Pink Island (Golden Hour)

Pink Island (Golden Hour)

My imagery is inspired by the natural world, life experiences and emotional states.

It often moves between figurative and abstract elements, with my use of colour being the constant thread throughout. I use drawings and photographs as source material and I usually have a sense of an idea, feeling or sensation that I am trying to make tangible. Sometimes I paint over previous, unresolved paintings. Through this process, parts of the old painting can have a place within the final image and I enjoy the idea of continuation that this implies. I am attracted to particular moments and times of the day, when light is quickly changing, witnessing a kind of unfolding display that gives a heightened metaphorical palpability to emotional states

 

Artist Biography

 

I graduated with a Fine Art degree from Winchester School of Art in the 1990’s and went on to study at master’s level in Cambridge in 2005. I have had a love of painting since attending nursery school in my birth town, Scunthorpe. I still remember those first sensations of feeling the paint brush moving across the paper.  It served as a source of comfort and escape in my childhood and moving into adulthood it has been a way for me to process and make sense of the world.

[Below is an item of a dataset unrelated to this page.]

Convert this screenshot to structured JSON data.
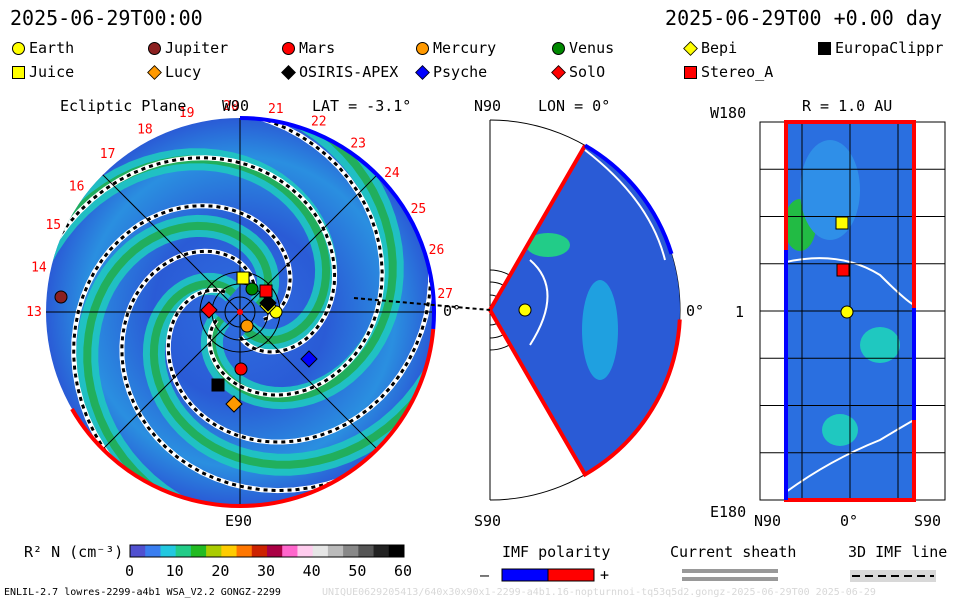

I grew up industrial Scunthorpe in the 1970s and 80’s and have since lived in several places in the UK and received a Erasmus Scholarship where I spent several months in Barcelona. These experiences have positively impacted my work. I currently live and work in Sheffield after moving there from London during the pandemic.

Recent solo exhibitions include ‘Water and Land’, at the 20-21 Museum, Scunthorpe (2022) and ‘Arrythmia’ at the Snig House Social in Sheffield, (2022). Recent and upcoming group shows include the Discerning EYE Exhibition (2023), London, BEEP Wales Painting Biennale, Swansea (2024), ‘A Generous Space 2’, The New Art Gallery, Walsall (2022) ‘A Generous Space’, Hastings (2021) Contemporary and the London Art Fair with the Nunnery Gallery (2021).